Si la solution adoptée semble donc parfaitement naturelle et loin d’être innovante, ce qui l’est moins en revanche, c’est certainement la méthode retenue par le Comité, qui choisit ici de s’appuyer sur une opinion partiellement dissidente pour affirmer lui-même pour la première fois un principe qu’il aurait pu plus qu’aisément tirer de nombreux textes, au premier rang desquels figurent évidemment l’article 9 §1 du Pacte (selon lequel « Tout individu a droit à la liberté et à la sécurité de sa personne. Nul ne peut faire l’objet d’une arrestation ou d’une détention arbitraires.
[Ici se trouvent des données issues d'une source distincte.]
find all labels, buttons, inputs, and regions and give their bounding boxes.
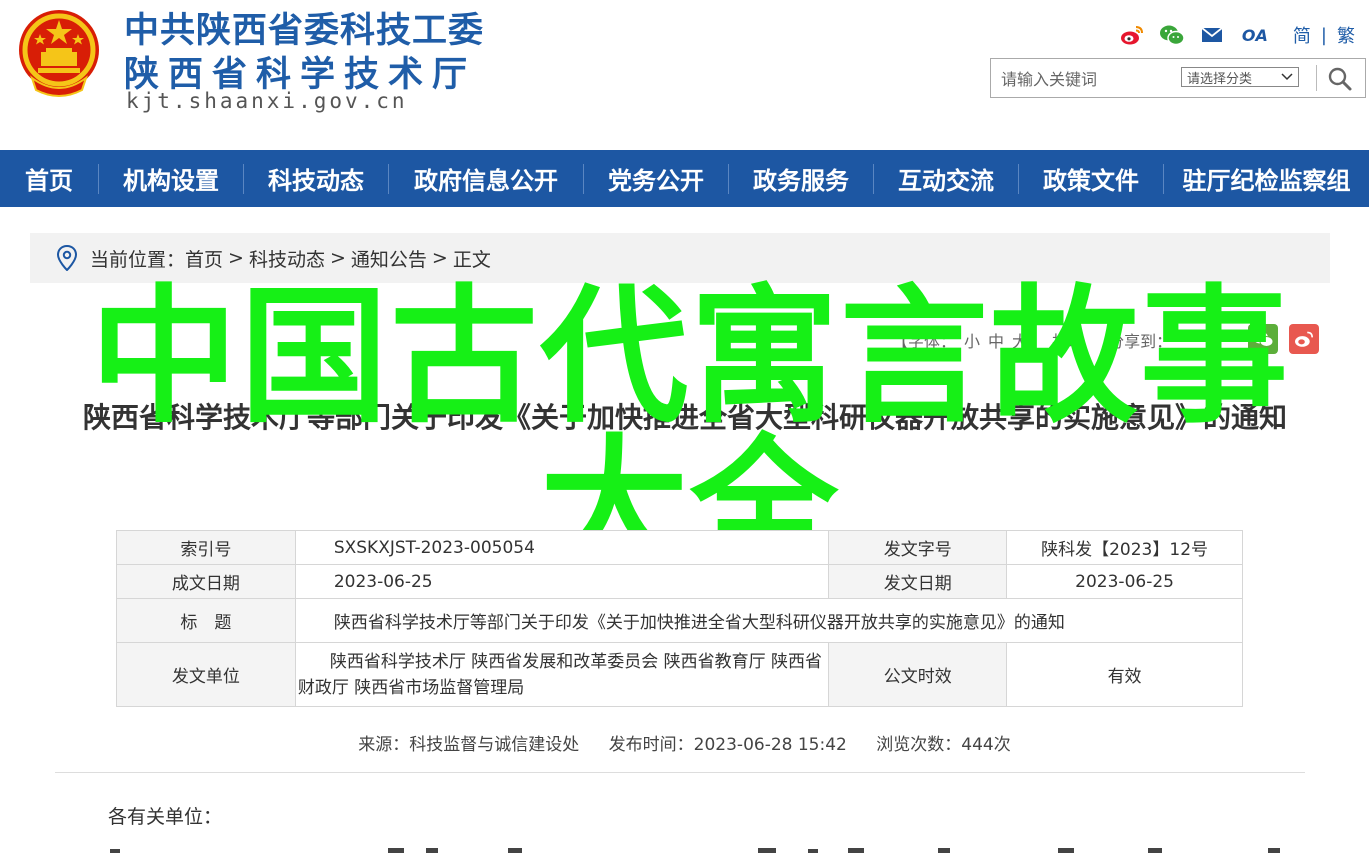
weibo-icon[interactable] (1119, 22, 1145, 48)
breadcrumb-current: 正文 (452, 248, 491, 271)
breadcrumb-separator: > (329, 247, 346, 269)
search-divider (1316, 65, 1317, 91)
index-label: 索引号 (116, 530, 296, 565)
breadcrumb-separator: > (431, 247, 448, 269)
mail-icon[interactable] (1199, 22, 1225, 48)
site-header: 中共陕西省委科技工委 陕西省科学技术厅 kjt.shaanxi.gov.cn O… (0, 0, 1369, 150)
share-label: 分享到： (1108, 332, 1173, 351)
article-view-count: 浏览次数：444次 (876, 735, 1011, 755)
lang-traditional-link[interactable]: 繁 (1337, 22, 1355, 48)
breadcrumb: 当前位置： 首页 > 科技动态 > 通知公告 > 正文 (30, 233, 1330, 283)
oa-label: OA (1241, 25, 1268, 45)
font-size-large[interactable]: 大 (1012, 328, 1028, 352)
nav-organization[interactable]: 机构设置 (99, 150, 243, 207)
category-select-value: 请选择分类 (1187, 71, 1253, 87)
top-toolbar: OA 简 | 繁 (1105, 20, 1355, 50)
breadcrumb-separator: > (228, 247, 244, 269)
nav-interaction[interactable]: 互动交流 (874, 150, 1018, 207)
divider (55, 772, 1305, 773)
lang-separator: | (1320, 24, 1327, 46)
nav-discipline-inspection[interactable]: 驻厅纪检监察组 (1164, 150, 1369, 207)
article-meta: 来源：科技监督与诚信建设处 发布时间：2023-06-28 15:42 浏览次数… (0, 730, 1369, 755)
index-value: SXSKXJST-2023-005054 (294, 530, 830, 565)
table-row: 成文日期 2023-06-25 发文日期 2023-06-25 (116, 564, 1243, 599)
share-weibo-icon[interactable] (1289, 324, 1319, 354)
font-size-small[interactable]: 小 (964, 328, 980, 352)
breadcrumb-news[interactable]: 科技动态 (249, 245, 325, 272)
nav-policy-docs[interactable]: 政策文件 (1019, 150, 1163, 207)
created-date-label: 成文日期 (116, 564, 296, 599)
breadcrumb-home[interactable]: 首页 (185, 245, 223, 272)
print-link[interactable]: 打印 (1052, 328, 1084, 352)
nav-home[interactable]: 首页 (0, 150, 98, 207)
breadcrumb-prefix: 当前位置： (90, 248, 186, 271)
search-button[interactable] (1325, 64, 1355, 94)
clipped-text-line (110, 848, 1280, 853)
font-size-medium[interactable]: 中 (988, 328, 1004, 352)
issuing-unit-label: 发文单位 (116, 642, 296, 707)
article-publish-time: 发布时间：2023-06-28 15:42 (608, 735, 847, 755)
article-salutation: 各有关单位： (108, 806, 223, 828)
created-date-value: 2023-06-25 (294, 564, 830, 599)
title-label: 标 题 (116, 598, 296, 643)
docno-label: 发文字号 (828, 530, 1008, 565)
search-input[interactable] (1001, 67, 1171, 91)
validity-value: 有效 (1006, 642, 1243, 707)
table-row: 发文单位 陕西省科学技术厅 陕西省发展和改革委员会 陕西省教育厅 陕西省财政厅 … (116, 642, 1243, 707)
location-pin-icon (56, 245, 78, 271)
font-size-close: 】 (1028, 332, 1045, 351)
article-title: 陕西省科学技术厅等部门关于印发《关于加快推进全省大型科研仪器开放共享的实施意见》… (82, 401, 1287, 434)
search-icon (1328, 67, 1352, 91)
issued-date-value: 2023-06-25 (1006, 564, 1243, 599)
nav-gov-info[interactable]: 政府信息公开 (389, 150, 583, 207)
validity-label: 公文时效 (828, 642, 1008, 707)
title-value: 陕西省科学技术厅等部门关于印发《关于加快推进全省大型科研仪器开放共享的实施意见》… (294, 598, 1244, 643)
category-select[interactable]: 请选择分类 (1181, 67, 1299, 87)
lang-simplified-link[interactable]: 简 (1293, 22, 1311, 48)
font-size-label: 【字体： (892, 332, 957, 351)
table-row: 标 题 陕西省科学技术厅等部门关于印发《关于加快推进全省大型科研仪器开放共享的实… (116, 598, 1244, 643)
search-box: 请选择分类 (990, 58, 1366, 98)
nav-gov-services[interactable]: 政务服务 (729, 150, 873, 207)
document-info-table: 索引号 SXSKXJST-2023-005054 发文字号 陕科发【2023】1… (116, 530, 1244, 707)
national-emblem-logo[interactable] (16, 6, 102, 98)
article-tools: 【字体： 小 中 大 】 打印 分享到： (892, 325, 1172, 355)
breadcrumb-notices[interactable]: 通知公告 (351, 245, 427, 272)
docno-value: 陕科发【2023】12号 (1006, 530, 1243, 565)
nav-news[interactable]: 科技动态 (244, 150, 388, 207)
share-wechat-icon[interactable] (1248, 324, 1278, 354)
issued-date-label: 发文日期 (828, 564, 1008, 599)
issuing-unit-value: 陕西省科学技术厅 陕西省发展和改革委员会 陕西省教育厅 陕西省财政厅 陕西省市场… (294, 642, 830, 707)
nav-party-affairs[interactable]: 党务公开 (584, 150, 728, 207)
chevron-down-icon (1281, 73, 1293, 81)
site-url: kjt.shaanxi.gov.cn (126, 89, 408, 113)
table-row: 索引号 SXSKXJST-2023-005054 发文字号 陕科发【2023】1… (116, 530, 1243, 565)
oa-icon[interactable]: OA (1239, 22, 1271, 48)
wechat-icon[interactable] (1159, 22, 1185, 48)
article-source: 来源：科技监督与诚信建设处 (358, 735, 580, 755)
main-nav: 首页 机构设置 科技动态 政府信息公开 党务公开 政务服务 互动交流 政策文件 … (0, 150, 1369, 207)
Nul ne peut être privé de sa liberté, si ce n’est pour des motifs et conformément à la procédure prévus par la loi ») et l’Observation générale n° 8, du 30 juin 1982, intitulée « Droit à la liberté et à la sécurité des personnes » (selon laquelle, contrairement à « l’interprétation assez étroite » qui prévaut souvent, « le paragraphe1 s’applique à tous les cas de privation de liberté, qu’il s’agisse d’infractions pénales ou d’autres cas tels que [...] les maladies mentales », de même que les autres dispositions de l’article 9 et « en particulier l’importante garantie énoncée au paragraphe 4, c’est-à-dire le droit de demander à un tribunal de statuer sur la légalité de la détention »).

Plusieurs interprétations s’offrent donc à nous : Soudain conscient du « retard » qui est le sien en la matière, le Comité, a-t-il voulu « faire comme si » il avait déjà énoncé une solution de principe sur la question ? A moins que, mû par un intérêt plus « technique », il ait souhaité montrer que les opinions individuelles formulées par ses membres forment elles aussi partie de sa jurisprudence ? Ou s’agit-il seulement d’une maladresse, voire d’une banale erreur ? La méthode, en tout cas, ne peut que laisser perplexe quant à la possibilité pour le Comité, organe quasi-juridictionnel, de décider par lui-même de donner une telle valeur aux opinions formulées par ses experts... Peut-être faut-il y voir, dès lors, une nouvelle velléité d’extension de la part de cet organe qui, depuis quelques années, tend invariablement - quoique discrètement - à étendre son influence...

Quoi qu’il en soit, en 1999, le Comité avait conclu à la non-violation de l’article 9 §§1 et 4 en estimant que le maintien en détention de l’auteur s’avérait légitime, les critères médicaux continuant à être réunis, et que la multiplicité des examens judiciaires de sa détention s’avérait suffisante pour répondre aux exigences du Pacte. Il est important de constater que MM. Pocar et Scheinin avaient, en revanche, estimé « qu’en dépit de l’examen périodique par des experts de la situation, [le] maintien en détention n’a[vait] pas fait l’objet d’un examen judiciaire effectif et régulier » car les examens n’avaient pas été « suffisamment fréquents ni rapides ».

La solution adoptée dans la présente affaire apparaît donc comme une avancée notable dans la jurisprudence du Comité qui tire ici les conséquences de l’opinion formulée précédemment par ses experts.